Sono le parole del Papa dedicate alla povertà come paradigma del cristiano: “Siamo mendicanti di salvezza, fratelli e sorelle di tutti, ma specialmente dei poveri, prediletti dal Signore. Siamo poveri di vita vera e ci serve la mano tesa del Signore, che ci tiri fuori dal male. Questo è l’inizio della fede: svuotarsi dell’orgogliosa convinzione di crederci a posto, capaci, autonomi, e riconoscerci bisognosi di salvezza. La fede cresce in questo clima, un clima a cui ci si adatta stando insieme a quanti non si pongono sul piedistallo, ma hanno bisogno e chiedono aiuto”.
“Gesù ha ascoltato il grido di Pietro. Chiediamo la grazia di ascoltare il grido di chi vive in acque burrascose”. Nella parte finale dell’omelia, il Papa esorta ad ascoltare il loro grido:
“È il grido strozzato di bambini che non possono venire alla luce, di piccoli che patiscono la fame, di ragazzi abituati al fragore delle bombe anziché agli allegri schiamazzi dei giochi. È il grido di anziani scartati e lasciati soli. È il grido di chi si trova ad affrontare le tempeste della vita senza una presenza amica. È il grido di chi deve fuggire, lasciando la casa e la terra senza la certezza di un approdo. È il grido di intere popolazioni, private pure delle ingenti risorse naturali di cui dispongono. È il grido dei tanti Lazzaro che piangono, mentre pochi epuloni banchettano con quanto per giustizia spetta a tutti”.

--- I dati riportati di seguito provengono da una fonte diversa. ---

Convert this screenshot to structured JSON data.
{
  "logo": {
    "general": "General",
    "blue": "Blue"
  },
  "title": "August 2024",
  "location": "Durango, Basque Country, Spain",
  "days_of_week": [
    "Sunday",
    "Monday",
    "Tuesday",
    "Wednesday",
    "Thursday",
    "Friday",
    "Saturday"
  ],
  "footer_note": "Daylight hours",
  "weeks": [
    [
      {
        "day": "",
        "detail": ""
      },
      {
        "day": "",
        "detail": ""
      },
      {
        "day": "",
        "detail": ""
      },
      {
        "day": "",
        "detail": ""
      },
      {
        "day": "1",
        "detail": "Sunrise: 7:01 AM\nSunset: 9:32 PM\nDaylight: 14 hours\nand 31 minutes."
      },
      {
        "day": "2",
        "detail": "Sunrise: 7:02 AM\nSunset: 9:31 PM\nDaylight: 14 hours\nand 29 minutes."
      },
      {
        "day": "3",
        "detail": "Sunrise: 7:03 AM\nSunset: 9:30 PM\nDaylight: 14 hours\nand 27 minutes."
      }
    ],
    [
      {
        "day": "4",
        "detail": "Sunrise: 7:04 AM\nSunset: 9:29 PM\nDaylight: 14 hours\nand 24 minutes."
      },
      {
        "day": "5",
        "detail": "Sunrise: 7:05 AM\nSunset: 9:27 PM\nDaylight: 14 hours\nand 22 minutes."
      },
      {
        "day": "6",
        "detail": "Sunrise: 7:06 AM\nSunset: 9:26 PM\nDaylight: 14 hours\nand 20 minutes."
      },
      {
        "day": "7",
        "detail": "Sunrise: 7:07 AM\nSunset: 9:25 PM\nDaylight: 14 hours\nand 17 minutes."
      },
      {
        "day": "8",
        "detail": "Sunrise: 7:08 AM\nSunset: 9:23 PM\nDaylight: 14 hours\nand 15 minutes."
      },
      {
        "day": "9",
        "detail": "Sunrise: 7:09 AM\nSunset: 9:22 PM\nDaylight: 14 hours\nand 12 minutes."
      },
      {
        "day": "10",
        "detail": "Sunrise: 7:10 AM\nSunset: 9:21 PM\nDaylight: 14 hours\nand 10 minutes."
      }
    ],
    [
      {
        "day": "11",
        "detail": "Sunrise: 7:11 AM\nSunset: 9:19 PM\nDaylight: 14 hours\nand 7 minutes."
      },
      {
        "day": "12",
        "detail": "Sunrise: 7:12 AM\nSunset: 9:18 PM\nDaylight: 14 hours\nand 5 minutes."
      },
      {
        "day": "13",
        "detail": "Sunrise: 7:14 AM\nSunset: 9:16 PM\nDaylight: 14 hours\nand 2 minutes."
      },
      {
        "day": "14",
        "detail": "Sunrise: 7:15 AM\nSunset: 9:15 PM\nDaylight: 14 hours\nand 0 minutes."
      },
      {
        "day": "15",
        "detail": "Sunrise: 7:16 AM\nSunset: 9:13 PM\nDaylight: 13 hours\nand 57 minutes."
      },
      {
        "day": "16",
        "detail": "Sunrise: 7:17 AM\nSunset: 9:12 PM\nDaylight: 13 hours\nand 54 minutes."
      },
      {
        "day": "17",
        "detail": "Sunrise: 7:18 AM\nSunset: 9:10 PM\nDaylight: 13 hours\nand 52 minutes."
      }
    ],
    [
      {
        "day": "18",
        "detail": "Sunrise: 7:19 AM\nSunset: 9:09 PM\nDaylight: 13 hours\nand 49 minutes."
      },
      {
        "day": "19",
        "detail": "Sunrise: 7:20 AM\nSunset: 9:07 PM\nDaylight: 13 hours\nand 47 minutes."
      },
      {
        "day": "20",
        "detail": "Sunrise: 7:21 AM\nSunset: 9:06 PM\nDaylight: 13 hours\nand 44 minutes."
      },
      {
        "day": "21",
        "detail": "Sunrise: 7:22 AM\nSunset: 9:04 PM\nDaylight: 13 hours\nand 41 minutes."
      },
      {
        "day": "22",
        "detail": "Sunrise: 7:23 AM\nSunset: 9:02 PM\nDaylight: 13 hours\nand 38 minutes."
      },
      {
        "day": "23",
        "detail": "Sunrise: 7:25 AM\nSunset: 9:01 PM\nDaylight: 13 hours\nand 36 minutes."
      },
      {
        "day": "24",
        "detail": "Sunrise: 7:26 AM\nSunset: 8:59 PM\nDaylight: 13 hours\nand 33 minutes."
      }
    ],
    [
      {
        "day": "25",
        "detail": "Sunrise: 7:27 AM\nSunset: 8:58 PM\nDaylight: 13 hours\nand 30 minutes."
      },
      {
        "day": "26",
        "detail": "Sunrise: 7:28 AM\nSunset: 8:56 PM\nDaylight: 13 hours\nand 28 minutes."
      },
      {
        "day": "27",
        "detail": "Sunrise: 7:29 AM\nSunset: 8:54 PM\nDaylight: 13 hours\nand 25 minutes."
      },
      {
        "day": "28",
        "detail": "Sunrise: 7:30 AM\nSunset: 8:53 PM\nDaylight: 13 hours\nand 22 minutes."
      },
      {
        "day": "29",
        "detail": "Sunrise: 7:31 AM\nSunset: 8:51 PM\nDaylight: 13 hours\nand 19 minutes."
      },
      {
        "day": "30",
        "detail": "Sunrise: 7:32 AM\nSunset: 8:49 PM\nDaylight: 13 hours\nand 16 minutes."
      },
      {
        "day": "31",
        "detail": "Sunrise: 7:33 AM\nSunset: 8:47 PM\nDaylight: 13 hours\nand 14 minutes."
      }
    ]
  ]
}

“Abbiamo occhi per vedere, orecchie per sentire, mani tese per aiutare?”, incalza il Papa: “Guardiamo alle nostre giornate: tra le molte cose, facciamo qualcosa di gratuito, qualcosa per chi non ha da contraccambiare?”, l’invito finale: “Tendi la mano a noi, Signore, afferraci. Aiutaci ad amare come ami tu. Insegnaci a lasciare ciò che passa, a rincuorare chi abbiamo accanto, a donare gratuitamente a chi è nel bisogno”, la terza preghiera dell’omelia.